State

Common Ground: 25th District hopefuls voice priorities

Six Republican candidates vying for an Assembly seat in the June 8 primary staked out common ground on guns, taxes and environmental policies at a forum Thursday night, distinguishing themselves in tone and priorities.

They're competing to succeed Assemblyman Tom Berryhill in the 25th Assembly District, which connects Modesto to Madera by way of four foothill counties.

All six candidates favor rolling back environmental regulations to encourage business growth, want to cut state spending instead of raising taxes, and oppose measures that would restrict gun rights.

Here's a look at how they presented themselves to an audience of about 100:

Tuolumne County Supervisor Teri Murrison avoided red-meat language, acknowledging that Democrats often are "well-meaning" in advocating for environmental protections.

She stressed that she wants to bring local government to the table in negotiating state regulations so communities can protect their own economies and values. Murrison struck a theme of wanting to restore opportunities to the Golden State by rethinking regulations and taxes she says drive away jobs.

"We have to stop this headlong rush to fiscal insanity," she said.

Former Modesto City Councilwoman Janice Keating declared herself a fighter who would go to Sacramento to "undo" regulation she says strangles private industry and local governments.

Her top target is AB 32, the state's landmark global warming law. It requires companies and local governments to slash carbon emissions, and it's a favored policy of Gov. Schwarzenegger and Democratic leaders.

"AB 32 has become a household name. It is killing California businesses; it is killing California pocketbooks," she said.

Former Turlock City Councilman Kurt Vander Weide described himself as a defender of constitutional rights who intends to roll back the reach of government in everyday life.
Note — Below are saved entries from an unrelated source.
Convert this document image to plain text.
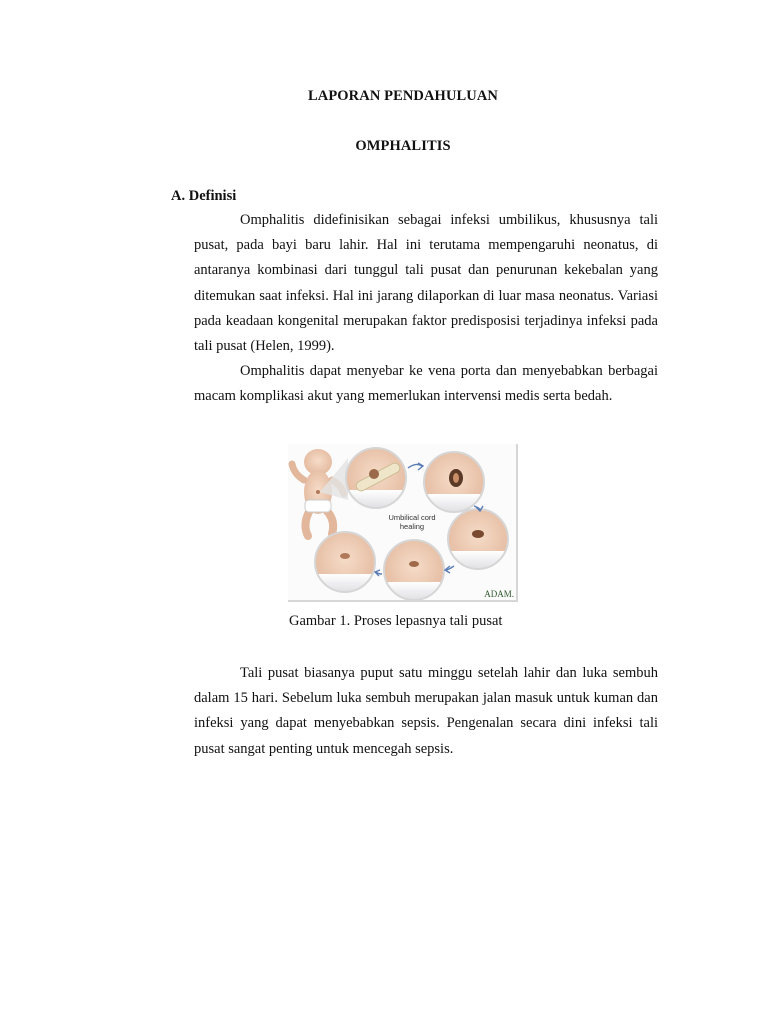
LAPORAN PENDAHULUAN
OMPHALITIS
A. Definisi

Omphalitis didefinisikan sebagai infeksi umbilikus, khususnya tali pusat, pada bayi baru lahir. Hal ini terutama mempengaruhi neonatus, di antaranya kombinasi dari tunggul tali pusat dan penurunan kekebalan yang ditemukan saat infeksi. Hal ini jarang dilaporkan di luar masa neonatus. Variasi pada keadaan kongenital merupakan faktor predisposisi terjadinya infeksi pada tali pusat (Helen, 1999).

Omphalitis dapat menyebar ke vena porta dan menyebabkan berbagai macam komplikasi akut yang memerlukan intervensi medis serta bedah.

Umbilical cord
healing
ADAM.
Gambar 1. Proses lepasnya tali pusat

Tali pusat biasanya puput satu minggu setelah lahir dan luka sembuh dalam 15 hari. Sebelum luka sembuh merupakan jalan masuk untuk kuman dan infeksi yang dapat menyebabkan sepsis. Pengenalan secara dini infeksi tali pusat sangat penting untuk mencegah sepsis.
He used the strongest language of the night, blaming the "rapacious left" for diminished freedom.

"California is one of the most heavily socialist states in the nation," he said. "The state is falling apart, and it's not because you're not being taxed enough."

Former Modesto City Councilman Bill Conrad said he wants to eliminate the state's income tax over time, and he stressed that his priority in Sacramento would be to spur private industry.

Conrad tended to put his remarks in a global context. He recently returned from two tours of duty with the Army in Afghanistan.

"Debt is a killer and we've got to stop it. If we lose California, we could lose the nation. The Soviet Union fell to debt and I think about that a lot," he said.

Riverbank City Councilman Jesse James White had some of the night's best quips. The 21-year-old played up his experience saying "no" to sewer rate hikes on the council, and hewed to the GOP platform.

"My name is Jesse James White and I'll stick to my guns so you can keep yours," he said, answering a question about a bill that would limit purchases of ammunition.

Modesto City Councilwoman Kristin Olsen characterized herself as a "true conservative" who would work across the aisle for results that reflect her values. She was the only candidate who said she opposes civil unions for gay couples; all six oppose same-sex marriage.

She said she wants to cut redundant programs and focus Sacramento on what she called the core government services of public safety, education and infrastructure.

"The state of California needs to learn to live within its means and get its hands out of our pocketbooks," she said.